Huzurlu Aile Sohbetleri” yoğun katılımla gerçekleştirildi
Büyükşehir Belediyesi tarafından düzenlenen kültür sanat etkinliklerinin konuğu Uzman Aile Danışmanı Saliha Erdim oldu. ‘Huzurlu Aile Sohbetleri’ konulu programla dinleyicilerin karşısına çıkan Erdim, huzurlu bir aile olmanın şifrelerini paylaştı.
Sakarya Büyükşehir Belediyesi, düzenlemiş olduğu kültür sanat etkinlikleri ile izleyicilerin karşısına çıkmaya devam ediyor. Aralık ayı programları kapsamında Uzm. Aile Danışmanı ve Yazar Saliha Erdim’in konuk olduğu konferans, dinleyicilerin yoğun ilgisiyle karşılandı. ‘Huzurlu Aile Sohbetleri’ konulu konferansta konuşan Erdim, aile içi huzuru ve mutluluğu artırmak için aile fertleri arasındaki iletişimi iyileştirmenin önemine vurgu yaptı. Anne-baba ve çocuk üçgeni, aile dinamikleri, çocuklarla olan iletişim gibi birçok konuda tecrübelerini paylaşan ünlü danışman, AKM’de gerçekleşen konferansta huzurlu aile olmanın şifrelerini paylaştı. Program sonunda dinleyicilerle bir araya gelen Erdim, imza töreninin ardından sevenleri ile hatıra fotoğrafı çektirdi.
Karşılıklı anlayış duygusuyla hareket etmeliyiz
Erdim, eşler arası tartışmaların büyük çoğunluğunun anlayış süzgecinden geçmediğini vurgulayarak, “Kendinize, eşinize, çocuklarınıza ve topluma iyilik yapmak istiyorsanız eşinizle iyi geçinin. Bu söyleyeceklerimi lütfen dikkat ediniz, Aslolan sevmektir, sevilmek değil. Anlayışlı olmaktır, anlayış beklemek değil. Adım atmaktır, adım atılmasını beklemek değil. Bizler davranış biçimlerimizi yönlendirirken bu minvalde hareket ederek ve en önemlisi de empati duygumuzu ortaya koyarak hareket etmemiz gerekiyor. Karşılıklı anlayış çerçevesinde yapılan tüm davranışlar mutlaka bireylerin iletişimlerini huzurlu bir çerçevede devam etmesini sağlayacaktır” dedi.

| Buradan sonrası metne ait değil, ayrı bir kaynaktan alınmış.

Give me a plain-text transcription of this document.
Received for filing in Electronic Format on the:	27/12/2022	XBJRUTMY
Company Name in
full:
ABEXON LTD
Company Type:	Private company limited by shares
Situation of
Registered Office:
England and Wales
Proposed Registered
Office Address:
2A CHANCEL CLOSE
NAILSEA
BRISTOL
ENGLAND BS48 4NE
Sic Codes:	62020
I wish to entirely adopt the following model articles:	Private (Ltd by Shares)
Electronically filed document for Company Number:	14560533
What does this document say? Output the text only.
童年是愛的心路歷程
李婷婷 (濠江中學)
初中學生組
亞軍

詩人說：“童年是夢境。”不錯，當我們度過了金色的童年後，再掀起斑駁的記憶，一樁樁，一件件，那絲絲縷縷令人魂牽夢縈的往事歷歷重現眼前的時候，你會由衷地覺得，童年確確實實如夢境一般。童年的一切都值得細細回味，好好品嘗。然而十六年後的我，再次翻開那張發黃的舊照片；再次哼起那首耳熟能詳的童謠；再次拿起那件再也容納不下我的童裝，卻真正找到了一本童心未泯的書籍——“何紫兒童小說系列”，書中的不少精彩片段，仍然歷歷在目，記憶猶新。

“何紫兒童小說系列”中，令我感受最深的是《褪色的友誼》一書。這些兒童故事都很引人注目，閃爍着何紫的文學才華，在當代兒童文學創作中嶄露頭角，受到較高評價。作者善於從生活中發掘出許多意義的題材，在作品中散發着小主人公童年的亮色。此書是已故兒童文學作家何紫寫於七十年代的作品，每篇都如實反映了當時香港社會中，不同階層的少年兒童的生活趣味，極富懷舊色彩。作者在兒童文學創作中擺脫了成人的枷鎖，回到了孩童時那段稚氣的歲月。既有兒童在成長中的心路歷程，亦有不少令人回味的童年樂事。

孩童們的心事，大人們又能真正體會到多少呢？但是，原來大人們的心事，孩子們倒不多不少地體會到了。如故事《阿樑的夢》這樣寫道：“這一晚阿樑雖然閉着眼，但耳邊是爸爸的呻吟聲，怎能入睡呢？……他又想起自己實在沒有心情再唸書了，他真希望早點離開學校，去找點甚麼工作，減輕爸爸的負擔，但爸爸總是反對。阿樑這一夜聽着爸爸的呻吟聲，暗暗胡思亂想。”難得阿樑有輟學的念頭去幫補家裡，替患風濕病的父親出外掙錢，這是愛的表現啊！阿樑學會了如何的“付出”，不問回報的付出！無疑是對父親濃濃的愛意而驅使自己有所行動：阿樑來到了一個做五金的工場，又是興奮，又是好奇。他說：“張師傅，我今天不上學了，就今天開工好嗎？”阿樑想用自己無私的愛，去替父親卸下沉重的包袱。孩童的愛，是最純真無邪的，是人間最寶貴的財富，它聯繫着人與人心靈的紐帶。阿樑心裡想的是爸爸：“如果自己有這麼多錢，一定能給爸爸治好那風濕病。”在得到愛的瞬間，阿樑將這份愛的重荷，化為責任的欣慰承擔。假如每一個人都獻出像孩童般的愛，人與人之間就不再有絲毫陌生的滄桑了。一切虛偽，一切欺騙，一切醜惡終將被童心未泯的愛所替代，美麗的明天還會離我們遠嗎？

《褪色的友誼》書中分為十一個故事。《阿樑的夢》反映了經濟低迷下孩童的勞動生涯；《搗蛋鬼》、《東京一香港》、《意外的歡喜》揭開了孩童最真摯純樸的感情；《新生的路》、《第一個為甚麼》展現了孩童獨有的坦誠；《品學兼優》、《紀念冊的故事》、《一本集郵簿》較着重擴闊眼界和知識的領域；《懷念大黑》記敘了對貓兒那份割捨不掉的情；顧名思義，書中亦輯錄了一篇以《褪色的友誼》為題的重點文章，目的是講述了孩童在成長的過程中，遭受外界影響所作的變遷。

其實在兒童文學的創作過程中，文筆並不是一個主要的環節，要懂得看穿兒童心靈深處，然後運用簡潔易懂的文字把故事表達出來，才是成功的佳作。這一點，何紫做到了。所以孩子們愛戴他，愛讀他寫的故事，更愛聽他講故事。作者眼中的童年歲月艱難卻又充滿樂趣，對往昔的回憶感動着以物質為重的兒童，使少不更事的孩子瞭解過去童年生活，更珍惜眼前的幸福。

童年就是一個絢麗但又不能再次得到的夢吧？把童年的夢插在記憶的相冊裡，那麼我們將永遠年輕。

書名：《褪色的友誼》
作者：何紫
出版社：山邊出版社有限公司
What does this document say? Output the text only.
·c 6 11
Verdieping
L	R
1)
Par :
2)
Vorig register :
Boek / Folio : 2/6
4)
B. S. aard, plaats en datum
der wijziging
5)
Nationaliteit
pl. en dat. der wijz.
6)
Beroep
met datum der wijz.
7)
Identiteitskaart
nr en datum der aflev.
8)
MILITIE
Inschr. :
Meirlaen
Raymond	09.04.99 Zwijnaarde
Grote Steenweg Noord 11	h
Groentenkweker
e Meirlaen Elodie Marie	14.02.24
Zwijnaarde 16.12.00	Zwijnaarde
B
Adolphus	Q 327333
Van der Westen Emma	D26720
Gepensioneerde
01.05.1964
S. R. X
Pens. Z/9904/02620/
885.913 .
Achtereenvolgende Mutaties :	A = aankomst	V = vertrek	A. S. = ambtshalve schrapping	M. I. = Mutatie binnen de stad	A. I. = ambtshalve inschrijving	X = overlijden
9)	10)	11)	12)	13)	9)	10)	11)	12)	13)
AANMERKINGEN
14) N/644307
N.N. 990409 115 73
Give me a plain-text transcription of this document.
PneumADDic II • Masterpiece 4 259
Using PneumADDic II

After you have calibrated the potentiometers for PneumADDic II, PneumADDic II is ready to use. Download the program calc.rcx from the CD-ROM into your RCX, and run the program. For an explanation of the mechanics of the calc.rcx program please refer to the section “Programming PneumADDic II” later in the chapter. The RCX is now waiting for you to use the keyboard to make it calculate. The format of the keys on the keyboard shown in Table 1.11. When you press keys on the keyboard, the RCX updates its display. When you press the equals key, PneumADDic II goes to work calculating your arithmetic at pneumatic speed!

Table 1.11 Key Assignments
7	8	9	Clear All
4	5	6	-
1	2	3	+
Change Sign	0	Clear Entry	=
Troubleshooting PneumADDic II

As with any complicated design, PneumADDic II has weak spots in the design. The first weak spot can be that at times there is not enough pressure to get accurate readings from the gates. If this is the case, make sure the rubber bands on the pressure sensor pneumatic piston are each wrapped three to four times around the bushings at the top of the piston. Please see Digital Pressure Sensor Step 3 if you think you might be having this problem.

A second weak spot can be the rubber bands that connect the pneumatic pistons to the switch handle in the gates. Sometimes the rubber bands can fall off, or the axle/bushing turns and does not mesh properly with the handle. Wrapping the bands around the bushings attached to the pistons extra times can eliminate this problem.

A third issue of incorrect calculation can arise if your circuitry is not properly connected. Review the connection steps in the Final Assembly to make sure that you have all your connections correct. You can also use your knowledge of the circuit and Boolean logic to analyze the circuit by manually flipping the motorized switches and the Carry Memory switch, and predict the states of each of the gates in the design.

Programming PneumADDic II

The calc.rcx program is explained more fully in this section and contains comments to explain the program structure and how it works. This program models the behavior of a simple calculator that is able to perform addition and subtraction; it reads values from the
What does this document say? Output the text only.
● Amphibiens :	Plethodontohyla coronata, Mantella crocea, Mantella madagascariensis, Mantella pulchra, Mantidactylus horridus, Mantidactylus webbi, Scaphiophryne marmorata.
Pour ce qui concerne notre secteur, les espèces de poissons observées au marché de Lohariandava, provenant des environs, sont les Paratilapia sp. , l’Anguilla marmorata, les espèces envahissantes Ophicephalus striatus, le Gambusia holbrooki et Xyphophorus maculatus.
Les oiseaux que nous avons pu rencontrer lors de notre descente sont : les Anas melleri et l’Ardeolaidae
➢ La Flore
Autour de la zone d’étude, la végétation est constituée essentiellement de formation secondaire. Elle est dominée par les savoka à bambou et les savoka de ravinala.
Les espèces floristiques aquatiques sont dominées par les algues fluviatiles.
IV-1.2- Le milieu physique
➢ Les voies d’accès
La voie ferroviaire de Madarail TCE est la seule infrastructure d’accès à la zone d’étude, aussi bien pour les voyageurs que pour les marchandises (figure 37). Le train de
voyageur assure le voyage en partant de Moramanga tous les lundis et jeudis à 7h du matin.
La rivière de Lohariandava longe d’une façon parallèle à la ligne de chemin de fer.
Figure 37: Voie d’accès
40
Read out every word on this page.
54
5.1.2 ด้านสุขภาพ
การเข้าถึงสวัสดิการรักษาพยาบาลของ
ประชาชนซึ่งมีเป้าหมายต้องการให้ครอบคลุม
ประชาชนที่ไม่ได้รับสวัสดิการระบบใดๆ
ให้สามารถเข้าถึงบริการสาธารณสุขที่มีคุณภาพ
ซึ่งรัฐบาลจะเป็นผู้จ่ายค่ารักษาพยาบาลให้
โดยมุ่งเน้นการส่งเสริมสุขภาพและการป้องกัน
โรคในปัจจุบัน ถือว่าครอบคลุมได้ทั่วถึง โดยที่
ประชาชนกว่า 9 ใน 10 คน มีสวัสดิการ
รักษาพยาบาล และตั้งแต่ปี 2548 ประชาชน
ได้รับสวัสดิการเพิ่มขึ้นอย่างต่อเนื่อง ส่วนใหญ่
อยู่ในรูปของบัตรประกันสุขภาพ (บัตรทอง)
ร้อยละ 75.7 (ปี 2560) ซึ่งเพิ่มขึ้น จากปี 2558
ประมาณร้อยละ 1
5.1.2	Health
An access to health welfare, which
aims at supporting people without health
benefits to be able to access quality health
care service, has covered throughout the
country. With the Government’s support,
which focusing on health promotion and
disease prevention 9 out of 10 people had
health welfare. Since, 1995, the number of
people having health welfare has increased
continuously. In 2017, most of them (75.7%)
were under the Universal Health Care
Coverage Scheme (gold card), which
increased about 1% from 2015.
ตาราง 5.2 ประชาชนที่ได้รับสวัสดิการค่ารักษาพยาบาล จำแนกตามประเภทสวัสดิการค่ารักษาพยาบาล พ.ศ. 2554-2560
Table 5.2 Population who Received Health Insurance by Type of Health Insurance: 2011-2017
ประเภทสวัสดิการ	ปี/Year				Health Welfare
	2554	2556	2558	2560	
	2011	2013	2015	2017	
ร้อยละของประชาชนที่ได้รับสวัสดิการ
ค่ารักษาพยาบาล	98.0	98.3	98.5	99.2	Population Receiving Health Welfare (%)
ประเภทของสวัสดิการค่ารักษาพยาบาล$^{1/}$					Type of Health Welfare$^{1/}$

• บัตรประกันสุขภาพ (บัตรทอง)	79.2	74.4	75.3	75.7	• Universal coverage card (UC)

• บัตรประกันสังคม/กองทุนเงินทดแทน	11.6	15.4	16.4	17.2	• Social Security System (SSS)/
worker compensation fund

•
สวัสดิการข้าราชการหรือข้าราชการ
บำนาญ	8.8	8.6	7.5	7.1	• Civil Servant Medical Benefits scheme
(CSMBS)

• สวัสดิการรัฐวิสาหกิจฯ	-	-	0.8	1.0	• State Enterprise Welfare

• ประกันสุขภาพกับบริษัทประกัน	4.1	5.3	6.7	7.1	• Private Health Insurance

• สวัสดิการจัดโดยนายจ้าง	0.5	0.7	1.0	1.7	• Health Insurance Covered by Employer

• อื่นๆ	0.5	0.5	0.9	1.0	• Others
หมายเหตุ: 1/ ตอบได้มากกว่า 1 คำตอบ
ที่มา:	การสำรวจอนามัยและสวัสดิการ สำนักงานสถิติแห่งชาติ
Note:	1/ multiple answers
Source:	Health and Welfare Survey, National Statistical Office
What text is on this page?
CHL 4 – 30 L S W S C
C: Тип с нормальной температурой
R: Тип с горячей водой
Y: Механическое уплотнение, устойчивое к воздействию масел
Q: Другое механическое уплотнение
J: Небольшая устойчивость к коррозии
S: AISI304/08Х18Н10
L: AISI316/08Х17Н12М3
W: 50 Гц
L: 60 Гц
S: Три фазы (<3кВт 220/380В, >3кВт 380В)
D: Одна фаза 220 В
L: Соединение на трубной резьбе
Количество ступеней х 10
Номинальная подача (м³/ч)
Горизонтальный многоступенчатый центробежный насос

Çocuklar, ebeveynlerini rol model olarak görüyor
Konuşmasında çocukların ebeveynlerinin aynası olduğunu belirten Erdim, “Bir çocuğun hayatında iki dönem vardır. Birisi çünkü dönemi diğeri niçin dönemi. Çünkü döneminde çocuk anne ve babasından gördüğünü modeller. Neden böyle yapıyorsun dediğimizde çünkü anne-babam böyle yapıyor der. Henüz akıl olgunluğuna, basiret, değerlendirme, mantık ve muhakeme yaşı gereği gelişmediği için sadece görmeye dayalı bir öğrenme sistemi vardı. Biz eğitimciler öyle dönemlerde anne-babalara deriz ki ‘söyleme, yaşa.’ Çocuğunun hayatında neyin olmasını istiyorsan, öyle yaşamalısın. Çocuğumuza kendisinin bu dünya için çok kıymetli olduğunu hissettirmeliyiz. Sözlerimizle sevdiğimizi söyleyip davranışlarımızla göstermiyoruz. Davranışlar sözlerden daha değerlidir. Anne baba olmak çocuğun bizi sevmesi için yeterli değildir. Sevilecek bir dilimizin ve sevilecek bir üslubumuzun olması gerekir” diye konuştu.